For the year ended December 31, 2025, Santacruz Silver reported revenue of $326.4 million, a 15% increase from $283.0 million in 2024. The growth was driven primarily by higher average realized prices per silver equivalent ounce, which rose to $39.00 from $28.74, partially offset by a 22% decline in silver equivalent ounces sold (10.9 million vs. 14.1 million). Gross profit more than doubled to $109.4 million (91% increase) as cost of sales decreased 3% to $199.5 million, benefiting from the change in the Bolivian boliviano exchange rate to a bank-rate estimate starting January 1, 2025. Operating income surged 159% to $85.1 million, reflecting the improved gross profit and lower general and administrative expenses ($22.3 million vs. $24.3 million). Net income fell 74% to $42.2 million because 2024 included a $133.3 million gain on adjustment to consideration payable related to the Glencore omnibus agreement; excluding that one-time item, net income grew substantially. EPS basic was $0.47 versus $1.86 in 2024.

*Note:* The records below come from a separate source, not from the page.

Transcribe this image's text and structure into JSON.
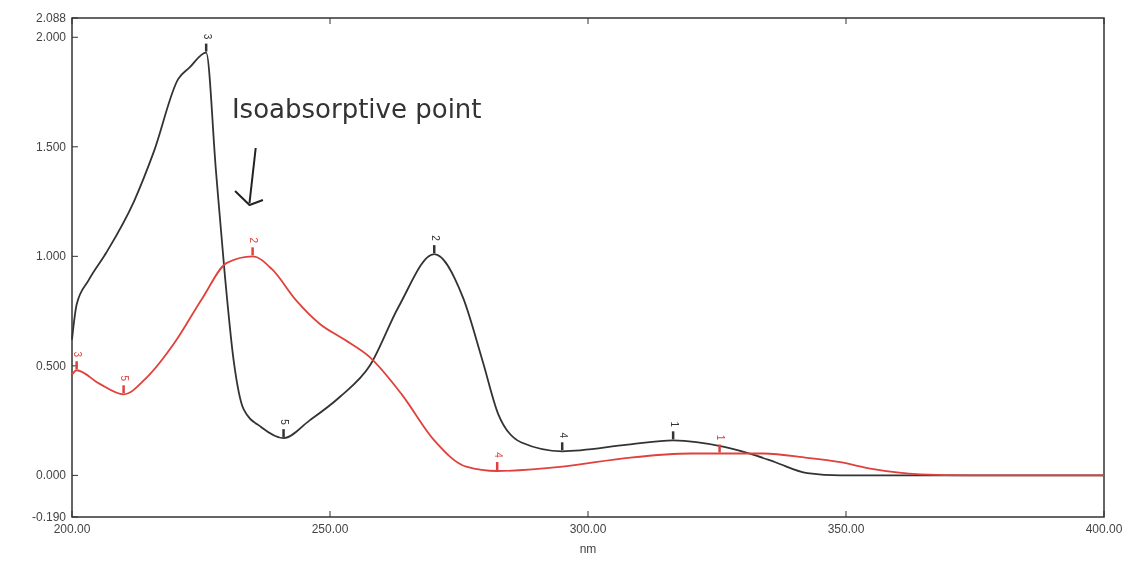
{
  "chart_data": {
    "type": "line",
    "xlabel": "nm",
    "xlim": [
      200,
      400
    ],
    "ylim": [
      -0.19,
      2.088
    ],
    "xticks": [
      {
        "value": 200,
        "label": "200.00"
      },
      {
        "value": 250,
        "label": "250.00"
      },
      {
        "value": 300,
        "label": "300.00"
      },
      {
        "value": 350,
        "label": "350.00"
      },
      {
        "value": 400,
        "label": "400.00"
      }
    ],
    "yticks": [
      {
        "value": -0.19,
        "label": "-0.190"
      },
      {
        "value": 0,
        "label": "0.000"
      },
      {
        "value": 0.5,
        "label": "0.500"
      },
      {
        "value": 1,
        "label": "1.000"
      },
      {
        "value": 1.5,
        "label": "1.500"
      },
      {
        "value": 2,
        "label": "2.000"
      },
      {
        "value": 2.088,
        "label": "2.088"
      }
    ],
    "grid": false,
    "line_style": "solid",
    "marker": "none",
    "series": [
      {
        "color": "#333333",
        "x": [
          200,
          200.9,
          203.2,
          206.6,
          212,
          215.9,
          220.6,
          222.7,
          226,
          227.9,
          229.6,
          231.3,
          233.3,
          236.7,
          241,
          246,
          252,
          257.7,
          263.3,
          270.2,
          275.8,
          279.6,
          282.6,
          287.1,
          295,
          307.7,
          316.5,
          326.4,
          332.6,
          336.3,
          342.5,
          349,
          360,
          380,
          400
        ],
        "values": [
          0.62,
          0.78,
          0.89,
          1.015,
          1.25,
          1.48,
          1.81,
          1.86,
          1.93,
          1.39,
          0.92,
          0.53,
          0.3,
          0.22,
          0.17,
          0.25,
          0.36,
          0.5,
          0.77,
          1.01,
          0.81,
          0.52,
          0.28,
          0.15,
          0.11,
          0.14,
          0.16,
          0.13,
          0.09,
          0.06,
          0.01,
          0,
          0,
          0,
          0
        ]
      },
      {
        "color": "#e0413c",
        "x": [
          200,
          200.9,
          205.2,
          210,
          214.6,
          220,
          225.3,
          230,
          235,
          238.8,
          243.4,
          248.1,
          252.8,
          257.7,
          263.9,
          270.2,
          276.4,
          282.4,
          295.1,
          307.7,
          320,
          325.5,
          334,
          342.5,
          348.9,
          355,
          364.4,
          373.8,
          400
        ],
        "values": [
          0.46,
          0.48,
          0.42,
          0.37,
          0.45,
          0.61,
          0.81,
          0.97,
          1.0,
          0.94,
          0.8,
          0.69,
          0.62,
          0.54,
          0.37,
          0.16,
          0.04,
          0.02,
          0.04,
          0.08,
          0.1,
          0.1,
          0.1,
          0.08,
          0.06,
          0.03,
          0.005,
          0,
          0
        ]
      }
    ],
    "annotations": [
      "Isoabsorptive point",
      {
        "text": "3",
        "x": 226,
        "y": 1.93
      },
      {
        "text": "2",
        "x": 270.2,
        "y": 1.01
      },
      {
        "text": "5",
        "x": 241,
        "y": 0.17
      },
      {
        "text": "4",
        "x": 295,
        "y": 0.11
      },
      {
        "text": "1",
        "x": 316.5,
        "y": 0.16
      },
      {
        "text": "3",
        "x": 200.9,
        "y": 0.48
      },
      {
        "text": "2",
        "x": 235,
        "y": 1.0
      },
      {
        "text": "5",
        "x": 210,
        "y": 0.37
      },
      {
        "text": "4",
        "x": 282.4,
        "y": 0.02
      },
      {
        "text": "1",
        "x": 325.5,
        "y": 0.1
      }
    ]
  }
}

As of December 31, 2025, total assets were $445.8 million, up from $374.0 million a year earlier, driven by higher cash ($44.3 million vs. $35.7 million), marketable securities ($22.5 million vs. nil), and increased inventories ($57.5 million vs. $32.4 million). Working capital improved to $63.7 million from $46.3 million. Total liabilities rose to $266.7 million from $242.7 million, largely due to higher loans payable ($51.9 million vs. $19.6 million) and an increase in trade payables. The consideration payable to Glencore decreased to $20.2 million (entirely CVR) from $44.8 million as the base purchase price was fully settled. Shareholders' equity increased to $179.1 million from $131.3 million, supported by retained earnings turning positive ($26.2 million vs. -$16.0 million).
Cash generated by operating activities was $79.1 million, up 45% from $54.4 million in 2024, driven by improved profitability and higher net income adjusted for non-cash items. Net cash used in investing activities increased to $92.4 million from $20.9 million, primarily due to $40.0 million in payments to Glencore for the accelerated settlement, $34.3 million in purchases of marketable securities, and higher capital expenditures ($30.6 million vs. $22.6 million). Financing activities provided $21.7 million versus a use of $2.5 million in 2024, as the company drew down $73.0 million in new loans and repaid $51.6 million, and received $3.7 million from option exercises. The net increase in cash was $8.5 million, ending the year with $44.3 million. Capital expenditures of $30.6 million (9.4% of revenue) were directed mainly toward mine development and equipment at Zimapan and Bolivar.
Management highlighted that the Bolivar mine experienced a localized water inflow in mid-May 2025 that restricted access to higher-silver-grade areas for most of the year, reducing total silver equivalent production by 11%. Recovery efforts progressed through the second half, and full production is expected to return during 2026. Other operations—San Lucas, Caballo Blanco, and Zimapan—remained stable or improved, demonstrating the benefit of a diversified asset base. The company's strategic priorities for 2026 include restoring Bolivar's production, improving metallurgical recoveries and concentrate quality at Zimapan (on which capital has already been spent), and maintaining cost discipline across Bolivian operations. The omnibus agreement with Glencore was modified in 2024 to settle the base purchase price with a $40 million acceleration option, which was fully exercised and paid by September 2025; the remaining obligation is a contingent value right (CVR) tied to zinc prices above $3,850/tonne, with no payments triggered to date. Management believes the company has sufficient liquidity from cash on hand and operating cash flows to meet near-term obligations.
The company reports in IFRS and has changed its accounting for Bolivian boliviano exchange rates from the official rate (6.96 BOB/USD) to an estimated bank rate (average 11.92 BOB/USD in 2025), applied prospectively from January 1, 2025. This change reduced reported costs, contributing to the gross profit improvement. Segment-wise, Zimapan led revenue growth with a 25% increase to $102.4 million, driven by higher zinc production and prices. San Lucas revenues rose 23% as it processed more third-party ore under its margin-based sourcing model. Caballo Blanco revenues grew 16% despite lower throughput, benefiting from higher metal prices. Bolivar and Porco revenues declined 15% and 9%, respectively, due to production disruptions. The company had two customers accounting for all concentrate sales, with one customer representing 69% of revenue. Goodwill remained unchanged at $15.5 million. Share-based compensation rose to $2.0 million from $0.1 million due to higher option grants and stock price. A reversal of impairment of $4.1 million on the Bolivar CGU was recorded after reassessing long-term silver prices. The CVR liability was remeasured at $20.2 million, with a fair value loss of $10.1 million recognized in finance costs.